Bruxelles, 26/05/2011 (Agence Europe) - L'Agence européenne de gestion des frontières externes, Frontex, a exprimé des réserves mercredi 25 mai quant aux projets de rétablir des contrôles aux frontières internes de la zone Schengen, notamment face au risque d'une immigration massive provenant d'Afrique du Nord, indique l'AFP.

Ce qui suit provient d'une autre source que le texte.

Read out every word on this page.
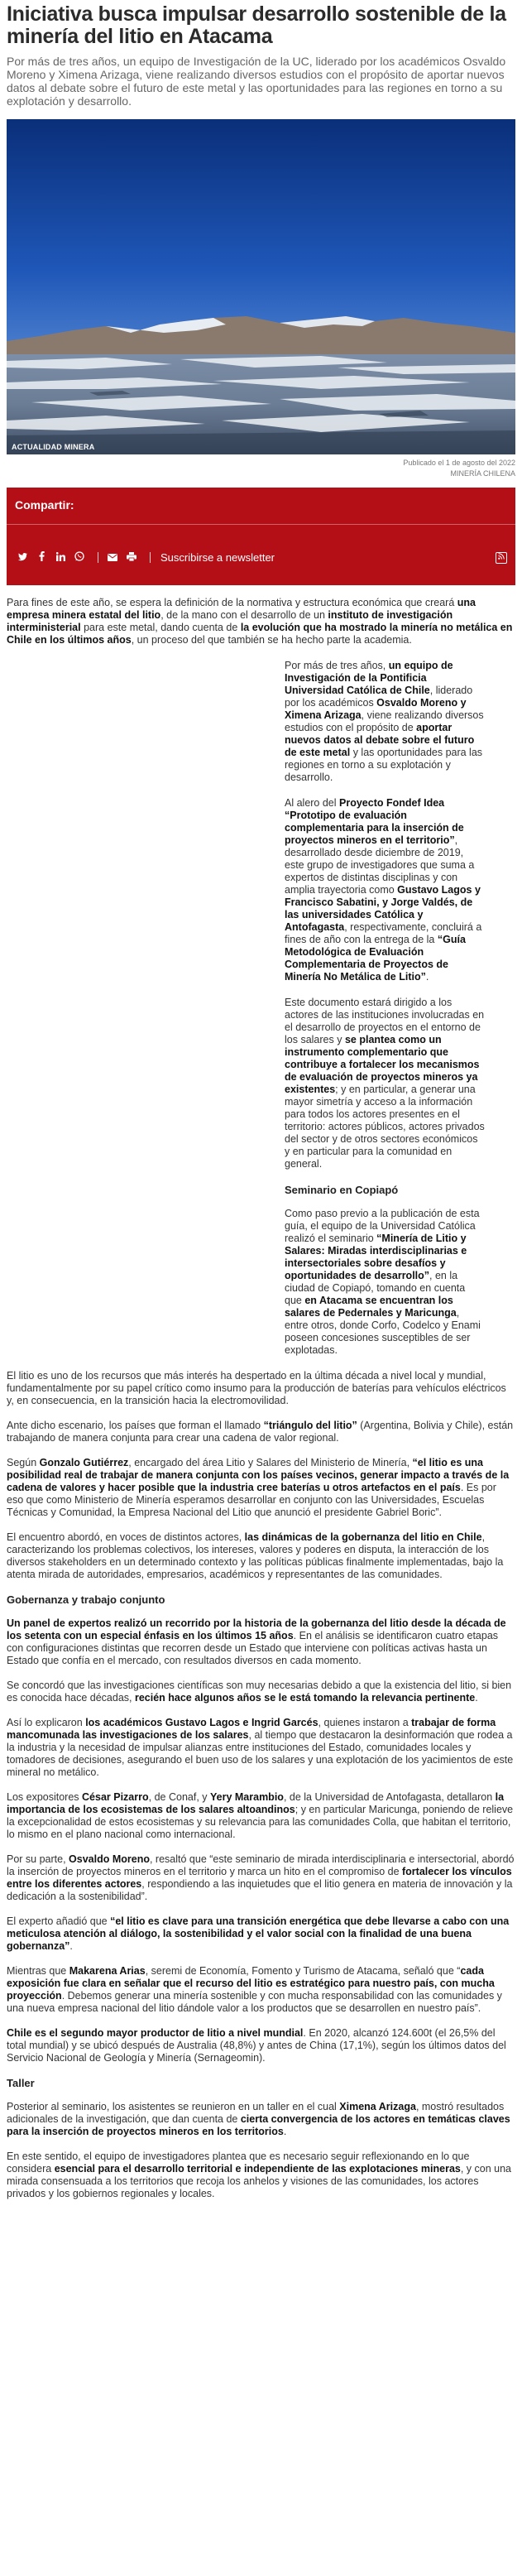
Iniciativa busca impulsar desarrollo sostenible de la minería del litio en Atacama
Por más de tres años, un equipo de Investigación de la UC, liderado por los académicos Osvaldo Moreno y Ximena Arizaga, viene realizando diversos estudios con el propósito de aportar nuevos datos al debate sobre el futuro de este metal y las oportunidades para las regiones en torno a su explotación y desarrollo.
ACTUALIDAD MINERA
Publicado el 1 de agosto del 2022
MINERÍA CHILENA
Compartir:
Suscribirse a newsletter

Para fines de este año, se espera la definición de la normativa y estructura económica que creará una empresa minera estatal del litio, de la mano con el desarrollo de un instituto de investigación interministerial para este metal, dando cuenta de la evolución que ha mostrado la minería no metálica en Chile en los últimos años, un proceso del que también se ha hecho parte la academia.

Por más de tres años, un equipo de Investigación de la Pontificia Universidad Católica de Chile, liderado por los académicos Osvaldo Moreno y Ximena Arizaga, viene realizando diversos estudios con el propósito de aportar nuevos datos al debate sobre el futuro de este metal y las oportunidades para las regiones en torno a su explotación y desarrollo.

Al alero del Proyecto Fondef Idea “Prototipo de evaluación complementaria para la inserción de proyectos mineros en el territorio”, desarrollado desde diciembre de 2019, este grupo de investigadores que suma a expertos de distintas disciplinas y con amplia trayectoria como Gustavo Lagos y Francisco Sabatini, y Jorge Valdés, de las universidades Católica y Antofagasta, respectivamente, concluirá a fines de año con la entrega de la “Guía Metodológica de Evaluación Complementaria de Proyectos de Minería No Metálica de Litio”.

Este documento estará dirigido a los actores de las instituciones involucradas en el desarrollo de proyectos en el entorno de los salares y se plantea como un instrumento complementario que contribuye a fortalecer los mecanismos de evaluación de proyectos mineros ya existentes; y en particular, a generar una mayor simetría y acceso a la información para todos los actores presentes en el territorio: actores públicos, actores privados del sector y de otros sectores económicos y en particular para la comunidad en general.

Seminario en Copiapó

Como paso previo a la publicación de esta guía, el equipo de la Universidad Católica realizó el seminario “Minería de Litio y Salares: Miradas interdisciplinarias e intersectoriales sobre desafíos y oportunidades de desarrollo”, en la ciudad de Copiapó, tomando en cuenta que en Atacama se encuentran los salares de Pedernales y Maricunga, entre otros, donde Corfo, Codelco y Enami poseen concesiones susceptibles de ser explotadas.

El litio es uno de los recursos que más interés ha despertado en la última década a nivel local y mundial, fundamentalmente por su papel crítico como insumo para la producción de baterías para vehículos eléctricos y, en consecuencia, en la transición hacia la electromovilidad.

Ante dicho escenario, los países que forman el llamado “triángulo del litio” (Argentina, Bolivia y Chile), están trabajando de manera conjunta para crear una cadena de valor regional.

Según Gonzalo Gutiérrez, encargado del área Litio y Salares del Ministerio de Minería, “el litio es una posibilidad real de trabajar de manera conjunta con los países vecinos, generar impacto a través de la cadena de valores y hacer posible que la industria cree baterías u otros artefactos en el país. Es por eso que como Ministerio de Minería esperamos desarrollar en conjunto con las Universidades, Escuelas Técnicas y Comunidad, la Empresa Nacional del Litio que anunció el presidente Gabriel Boric”.

El encuentro abordó, en voces de distintos actores, las dinámicas de la gobernanza del litio en Chile, caracterizando los problemas colectivos, los intereses, valores y poderes en disputa, la interacción de los diversos stakeholders en un determinado contexto y las políticas públicas finalmente implementadas, bajo la atenta mirada de autoridades, empresarios, académicos y representantes de las comunidades.

Gobernanza y trabajo conjunto

Un panel de expertos realizó un recorrido por la historia de la gobernanza del litio desde la década de los setenta con un especial énfasis en los últimos 15 años. En el análisis se identificaron cuatro etapas con configuraciones distintas que recorren desde un Estado que interviene con políticas activas hasta un Estado que confía en el mercado, con resultados diversos en cada momento.

Se concordó que las investigaciones científicas son muy necesarias debido a que la existencia del litio, si bien es conocida hace décadas, recién hace algunos años se le está tomando la relevancia pertinente.

Así lo explicaron los académicos Gustavo Lagos e Ingrid Garcés, quienes instaron a trabajar de forma mancomunada las investigaciones de los salares, al tiempo que destacaron la desinformación que rodea a la industria y la necesidad de impulsar alianzas entre instituciones del Estado, comunidades locales y tomadores de decisiones, asegurando el buen uso de los salares y una explotación de los yacimientos de este mineral no metálico.

Los expositores César Pizarro, de Conaf, y Yery Marambio, de la Universidad de Antofagasta, detallaron la importancia de los ecosistemas de los salares altoandinos; y en particular Maricunga, poniendo de relieve la excepcionalidad de estos ecosistemas y su relevancia para las comunidades Colla, que habitan el territorio, lo mismo en el plano nacional como internacional.

Por su parte, Osvaldo Moreno, resaltó que “este seminario de mirada interdisciplinaria e intersectorial, abordó la inserción de proyectos mineros en el territorio y marca un hito en el compromiso de fortalecer los vínculos entre los diferentes actores, respondiendo a las inquietudes que el litio genera en materia de innovación y la dedicación a la sostenibilidad”.

El experto añadió que “el litio es clave para una transición energética que debe llevarse a cabo con una meticulosa atención al diálogo, la sostenibilidad y el valor social con la finalidad de una buena gobernanza”.

Mientras que Makarena Arias, seremi de Economía, Fomento y Turismo de Atacama, señaló que “cada exposición fue clara en señalar que el recurso del litio es estratégico para nuestro país, con mucha proyección. Debemos generar una minería sostenible y con mucha responsabilidad con las comunidades y una nueva empresa nacional del litio dándole valor a los productos que se desarrollen en nuestro país”.

Chile es el segundo mayor productor de litio a nivel mundial. En 2020, alcanzó 124.600t (el 26,5% del total mundial) y se ubicó después de Australia (48,8%) y antes de China (17,1%), según los últimos datos del Servicio Nacional de Geología y Minería (Sernageomin).

Taller

Posterior al seminario, los asistentes se reunieron en un taller en el cual Ximena Arizaga, mostró resultados adicionales de la investigación, que dan cuenta de cierta convergencia de los actores en temáticas claves para la inserción de proyectos mineros en los territorios.

En este sentido, el equipo de investigadores plantea que es necesario seguir reflexionando en lo que considera esencial para el desarrollo territorial e independiente de las explotaciones mineras, y con una mirada consensuada a los territorios que recoja los anhelos y visiones de las comunidades, los actores privados y los gobiernos regionales y locales.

« Nous ne pourrions pas résoudre le problème même en construisant une clôture. Une clôture n'est pas une solution », a ainsi déclaré à Varsovie le directeur de Frontex, Ilkka Laitinen, lors d'une conférence, ajoutant que la « solution la plus durable est de s'attaquer aux causes ».
Selon M. Laitinen, il est essentiel pour les gouvernements européens d'associer le débat sur les migrations aux discussions sur la politique étrangère, le commerce et les politiques de développement, pour aider les régions comme l'Afrique du Nord, a-t-il poursuivi. Déjà évoquée dans le cadre des débats sur l'adhésion de Sofia et de Bucarest à l'espace Schengen ou par rapport à la situation migratoire de la Grèce, l'idée de renforcer l'actuelle clause de sauvegarde de Schengen, permettant des contrôles aux frontières intérieures, a été officiellement relancée dans la position franco-italienne du 26 avril, après des vagues de migrants tunisiens arrivés à Lampedusa. La communication de la Commission du 4 mai sur les migrations en a repris le principe.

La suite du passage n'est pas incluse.